The write_record_buf method is separate from write_alignment_record because the trait-based method uses dynamic dispatch (&dyn Record), which prevents the compiler from accessing concrete slice data for bulk operations. The specialized method is necessary to achieve these performance gains without breaking the existing generic API.

Future Work

Similar optimizations could be applied to other formats (CRAM, VCF writers) if profiling indicates encoding is a bottleneck. This PR focuses on BAM as it's the most commonly written format in high-throughput pipelines.

nh13 added 5 commits January 8, 2026 21:52
Add estimate_record_size() and encode_with_prealloc() functions to reduce
memory reallocations during BAM record encoding.

The estimate_record_size() function provides a fast heuristic estimate of
encoded record size based on sequence length, avoiding expensive iteration
over CIGAR and auxiliary data fields.

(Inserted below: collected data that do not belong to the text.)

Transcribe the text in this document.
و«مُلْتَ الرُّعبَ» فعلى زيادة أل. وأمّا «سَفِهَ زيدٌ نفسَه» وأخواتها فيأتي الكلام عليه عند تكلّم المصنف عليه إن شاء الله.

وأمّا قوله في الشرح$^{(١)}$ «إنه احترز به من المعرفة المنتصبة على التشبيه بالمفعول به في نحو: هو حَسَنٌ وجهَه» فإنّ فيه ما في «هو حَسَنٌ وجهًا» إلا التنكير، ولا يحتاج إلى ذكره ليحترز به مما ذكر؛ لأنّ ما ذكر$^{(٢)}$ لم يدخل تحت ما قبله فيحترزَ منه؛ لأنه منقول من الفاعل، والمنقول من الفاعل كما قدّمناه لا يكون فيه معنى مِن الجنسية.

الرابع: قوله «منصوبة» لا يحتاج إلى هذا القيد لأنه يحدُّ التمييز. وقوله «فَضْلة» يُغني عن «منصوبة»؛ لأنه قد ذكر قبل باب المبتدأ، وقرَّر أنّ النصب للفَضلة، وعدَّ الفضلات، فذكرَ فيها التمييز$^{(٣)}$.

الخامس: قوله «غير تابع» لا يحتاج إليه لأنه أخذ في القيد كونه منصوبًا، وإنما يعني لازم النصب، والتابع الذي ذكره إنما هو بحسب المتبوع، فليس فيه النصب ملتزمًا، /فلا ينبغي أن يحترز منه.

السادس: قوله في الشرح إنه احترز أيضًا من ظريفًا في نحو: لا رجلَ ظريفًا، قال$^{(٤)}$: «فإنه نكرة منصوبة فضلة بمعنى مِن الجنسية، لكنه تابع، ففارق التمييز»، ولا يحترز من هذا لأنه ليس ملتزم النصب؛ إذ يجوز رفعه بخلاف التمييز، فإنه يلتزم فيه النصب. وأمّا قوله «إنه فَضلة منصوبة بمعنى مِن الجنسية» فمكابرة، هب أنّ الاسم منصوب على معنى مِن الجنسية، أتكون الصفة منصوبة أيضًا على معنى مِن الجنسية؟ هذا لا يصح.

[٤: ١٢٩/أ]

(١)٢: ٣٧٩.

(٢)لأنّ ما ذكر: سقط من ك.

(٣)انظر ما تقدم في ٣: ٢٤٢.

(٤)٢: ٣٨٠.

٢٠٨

The estimate is intentionally generous
to minimize buffer reallocations.

encode_with_prealloc() uses this estimate to reserve buffer capacity before
encoding, reducing Vec reallocations during batch encoding operations.

Performance improvement: approximately 2-3% throughput increase when encoding
many records.

- Add estimate_record_size() with documentation and examples
- Add encode_with_prealloc() with documentation and examples
- Add unit tests for both functions
- Add Criterion benchmarks for encoding performance
- Export new functions from record::codec module
Add write_quality_scores_from_slice() function that bypasses trait-based
iteration for encoding quality scores, using bulk operations instead.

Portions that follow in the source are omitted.